Tremonti e la crisi: «Scongiurato il pericolo di un’apocalisse»

L’ammontare di pacchi e lettere. Così come l’andamento dei pedaggi autostradali, oppure il numero di container in arrivo e in partenza nei porti. Tutti indicatori non convenzionali sullo stato di salute dell’economia citati ieri da Giulio Tremonti per sottolineare come siano ormai evidenti i segnali che il crollo recessivo ha subìto un rallentamento.
C’è sempre prudenza, nelle parole del ministro dell’Economia. E non potrebbe essere altrimenti, vista l’imprevedibilità più volte manifestata da una crisi che ha costretto a ripetute figuracce i previsori internazionali più accreditati («Io però non faccio previsioni», mette le mani avanti Tremonti) e richiesto un prolungato sforzo finanziario da parte dei principali Paesi industrializzati. Sull’evoluzione della recessione si sono più volte interrogati gli economisti: è a L, in stile Giappone anni ’90? Forse a V, cioè con rilancio immediato? Magari a U, con recovery graduale? Sulla forma della ripresa, il ministro se la cava però con una battuta: «Quando il vettore si stabilizza e risale si chiama ripresa. Ma come si fa a dire che forma avrà? Potrebbe essere il profilo di una vasca Jacuzzi o di una vasca vittoriana».
Più salutare, dunque, leggere i primi germogli di ripresa dal flusso della corrispondenza postale, dalla stabilizzazione dei pedaggi autostradali e dal recupero dell’attività di import-export fisico nei porti italiani. Ciò detto, è ormai continuo il passaparola sulla perdita di intensità della Grande Recessione. Da Obama a Bernanke, da Trichet a Draghi, fino al numero uno del Fmi, Dominique Strauss-Kahn («La caduta libera dell’economia sta rallentando», ha detto ieri) sono arrivate parole di cauta speranza.

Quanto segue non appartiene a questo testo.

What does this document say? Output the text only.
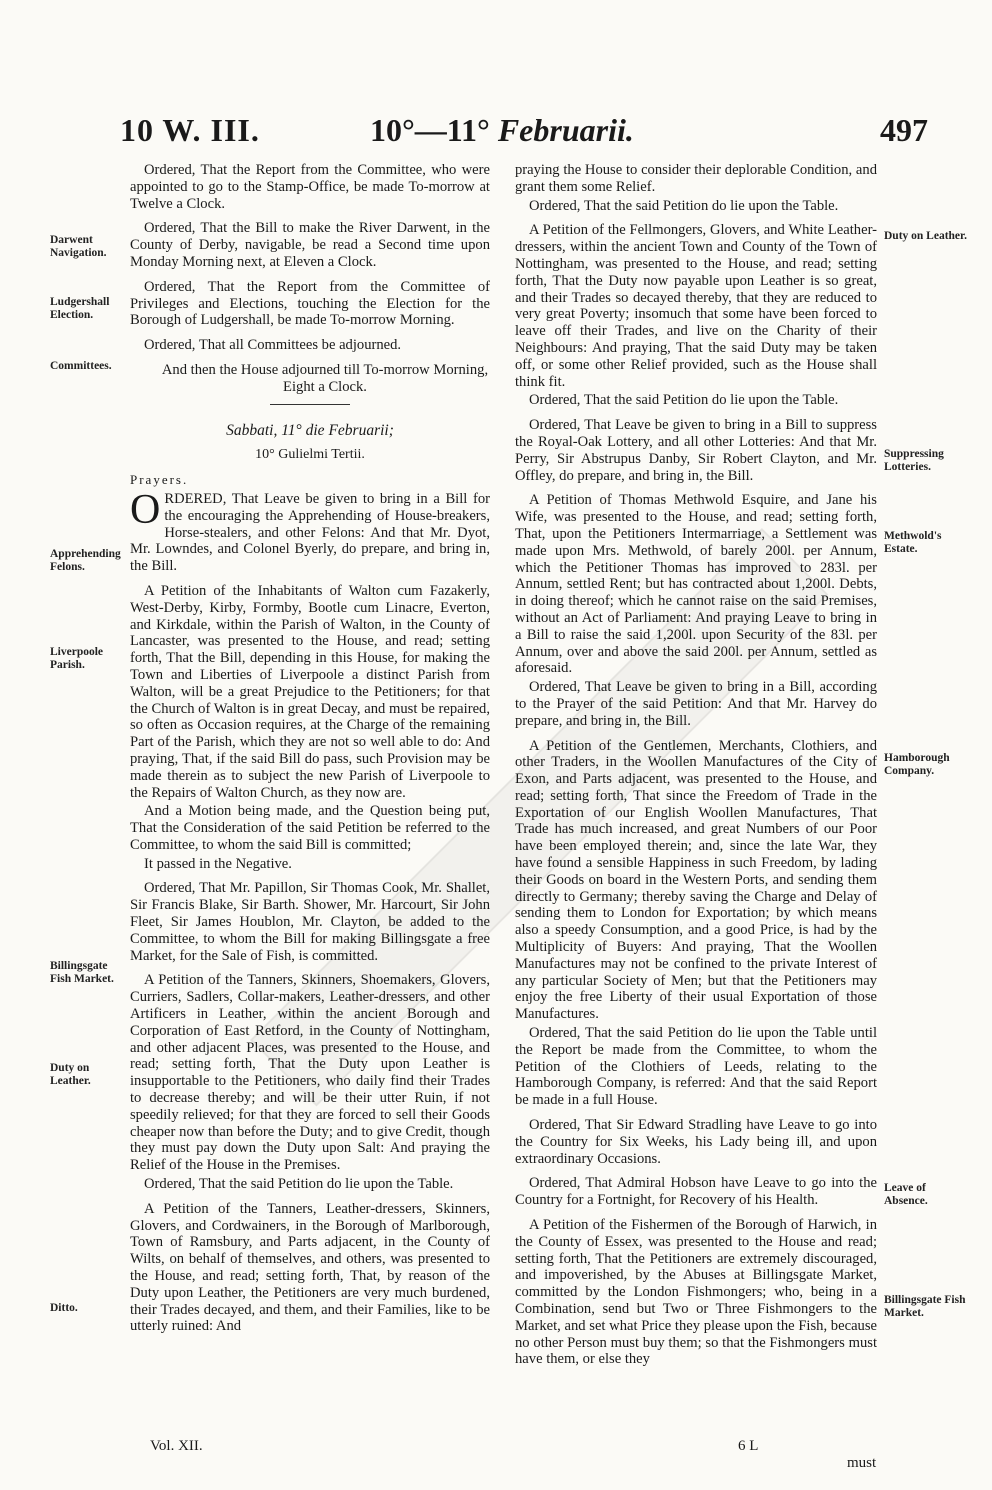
10 W. III.	10°—11° Februarii.	497
Darwent Navigation.
Ludgershall Election.
Committees.
Apprehending Felons.
Liverpoole Parish.
Billingsgate Fish Market.
Duty on Leather.
Ditto.
Duty on Leather.
Suppressing Lotteries.
Methwold's Estate.
Hamborough Company.
Leave of Absence.
Billingsgate Fish Market.

Ordered, That the Report from the Committee, who were appointed to go to the Stamp-Office, be made To-morrow at Twelve a Clock.

Ordered, That the Bill to make the River Darwent, in the County of Derby, navigable, be read a Second time upon Monday Morning next, at Eleven a Clock.

Ordered, That the Report from the Committee of Privileges and Elections, touching the Election for the Borough of Ludgershall, be made To-morrow Morning.

Ordered, That all Committees be adjourned.

And then the House adjourned till To-morrow Morning, Eight a Clock.

Sabbati, 11° die Februarii;

10° Gulielmi Tertii.

Prayers.

ORDERED, That Leave be given to bring in a Bill for the encouraging the Apprehending of House-breakers, Horse-stealers, and other Felons: And that Mr. Dyot, Mr. Lowndes, and Colonel Byerly, do prepare, and bring in, the Bill.

A Petition of the Inhabitants of Walton cum Fazakerly, West-Derby, Kirby, Formby, Bootle cum Linacre, Everton, and Kirkdale, within the Parish of Walton, in the County of Lancaster, was presented to the House, and read; setting forth, That the Bill, depending in this House, for making the Town and Liberties of Liverpoole a distinct Parish from Walton, will be a great Prejudice to the Petitioners; for that the Church of Walton is in great Decay, and must be repaired, so often as Occasion requires, at the Charge of the remaining Part of the Parish, which they are not so well able to do: And praying, That, if the said Bill do pass, such Provision may be made therein as to subject the new Parish of Liverpoole to the Repairs of Walton Church, as they now are.

And a Motion being made, and the Question being put, That the Consideration of the said Petition be referred to the Committee, to whom the said Bill is committed;

It passed in the Negative.

Ordered, That Mr. Papillon, Sir Thomas Cook, Mr. Shallet, Sir Francis Blake, Sir Barth. Shower, Mr. Harcourt, Sir John Fleet, Sir James Houblon, Mr. Clayton, be added to the Committee, to whom the Bill for making Billingsgate a free Market, for the Sale of Fish, is committed.

A Petition of the Tanners, Skinners, Shoemakers, Glovers, Curriers, Sadlers, Collar-makers, Leather-dressers, and other Artificers in Leather, within the ancient Borough and Corporation of East Retford, in the County of Nottingham, and other adjacent Places, was presented to the House, and read; setting forth, That the Duty upon Leather is insupportable to the Petitioners, who daily find their Trades to decrease thereby; and will be their utter Ruin, if not speedily relieved; for that they are forced to sell their Goods cheaper now than before the Duty; and to give Credit, though they must pay down the Duty upon Salt: And praying the Relief of the House in the Premises.

Ordered, That the said Petition do lie upon the Table.

A Petition of the Tanners, Leather-dressers, Skinners, Glovers, and Cordwainers, in the Borough of Marlborough, Town of Ramsbury, and Parts adjacent, in the County of Wilts, on behalf of themselves, and others, was presented to the House, and read; setting forth, That, by reason of the Duty upon Leather, the Petitioners are very much burdened, their Trades decayed, and them, and their Families, like to be utterly ruined: And

praying the House to consider their deplorable Condition, and grant them some Relief.

Ordered, That the said Petition do lie upon the Table.

A Petition of the Fellmongers, Glovers, and White Leather-dressers, within the ancient Town and County of the Town of Nottingham, was presented to the House, and read; setting forth, That the Duty now payable upon Leather is so great, and their Trades so decayed thereby, that they are reduced to very great Poverty; insomuch that some have been forced to leave off their Trades, and live on the Charity of their Neighbours: And praying, That the said Duty may be taken off, or some other Relief provided, such as the House shall think fit.

Ordered, That the said Petition do lie upon the Table.

Ordered, That Leave be given to bring in a Bill to suppress the Royal-Oak Lottery, and all other Lotteries: And that Mr. Perry, Sir Abstrupus Danby, Sir Robert Clayton, and Mr. Offley, do prepare, and bring in, the Bill.

A Petition of Thomas Methwold Esquire, and Jane his Wife, was presented to the House, and read; setting forth, That, upon the Petitioners Intermarriage, a Settlement was made upon Mrs. Methwold, of barely 200l. per Annum, which the Petitioner Thomas has improved to 283l. per Annum, settled Rent; but has contracted about 1,200l. Debts, in doing thereof; which he cannot raise on the said Premises, without an Act of Parliament: And praying Leave to bring in a Bill to raise the said 1,200l. upon Security of the 83l. per Annum, over and above the said 200l. per Annum, settled as aforesaid.

Ordered, That Leave be given to bring in a Bill, according to the Prayer of the said Petition: And that Mr. Harvey do prepare, and bring in, the Bill.

A Petition of the Gentlemen, Merchants, Clothiers, and other Traders, in the Woollen Manufactures of the City of Exon, and Parts adjacent, was presented to the House, and read; setting forth, That since the Freedom of Trade in the Exportation of our English Woollen Manufactures, That Trade has much increased, and great Numbers of our Poor have been employed therein; and, since the late War, they have found a sensible Happiness in such Freedom, by lading their Goods on board in the Western Ports, and sending them directly to Germany; thereby saving the Charge and Delay of sending them to London for Exportation; by which means also a speedy Consumption, and a good Price, is had by the Multiplicity of Buyers: And praying, That the Woollen Manufactures may not be confined to the private Interest of any particular Society of Men; but that the Petitioners may enjoy the free Liberty of their usual Exportation of those Manufactures.

Ordered, That the said Petition do lie upon the Table until the Report be made from the Committee, to whom the Petition of the Clothiers of Leeds, relating to the Hamborough Company, is referred: And that the said Report be made in a full House.

Ordered, That Sir Edward Stradling have Leave to go into the Country for Six Weeks, his Lady being ill, and upon extraordinary Occasions.

Ordered, That Admiral Hobson have Leave to go into the Country for a Fortnight, for Recovery of his Health.

A Petition of the Fishermen of the Borough of Harwich, in the County of Essex, was presented to the House and read; setting forth, That the Petitioners are extremely discouraged, and impoverished, by the Abuses at Billingsgate Market, committed by the London Fishmongers; who, being in a Combination, send but Two or Three Fishmongers to the Market, and set what Price they please upon the Fish, because no other Person must buy them; so that the Fishmongers must have them, or else they

Vol. XII.	6 L
must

La stessa stagione delle trimestrali Usa sembrerebbe preludere a una più vicina primavera economica, così come l’arrampicarsi della fiducia dei consumatori americani, nel mese di aprile, fino alla quota precedente il crac Lehman (a 61,9 contro i 57,3 punti di marzo). Ma Wall Street qualche dubbio ancora ce l’ha: davvero gli ottimi risultati di Goldman Sachs, Wells Fargo e JP Morgan sono il segno che il peggio è dietro le spalle? Sono perplessità rese forse ancor più legittime dopo la trimestrale diffusa ieri da Citigroup. Il gruppo guidato da Vikram Pandit è tornato dopo due anni in utile per 1,6 miliardi di dollari, ma solo grazie a entrate pari a 2,5 miliardi garantite da una normativa anti-crisi, mentre le svalutazioni da asset tossici ammontano a 7,3 miliardi. «Prevediamo ancora perdite legate ai prestiti», ha ammesso il direttore finanziario, Ned Kelly. Non a caso, i titoli di Citi hanno accusato una perdita dell’8,98% e contribuito a mantenere la Borsa Usa sotto la linea di galleggiamento quasi per l’intera seduta (+0,07% il Dow Jones, +0,16% il Nasdaq), mentre quelle europee hanno archiviato la settimana ben intonate (Milano ha guadagnato l’1,96%).

Osservano gli esperti: solo la diffusione, il prossimo 4 maggio, dei risultati degli stress test dirà la verità sulla solidità del sistema finanziario statunitense. E se, davvero, si potrà cominciare a parlare di ripresa sostenibile.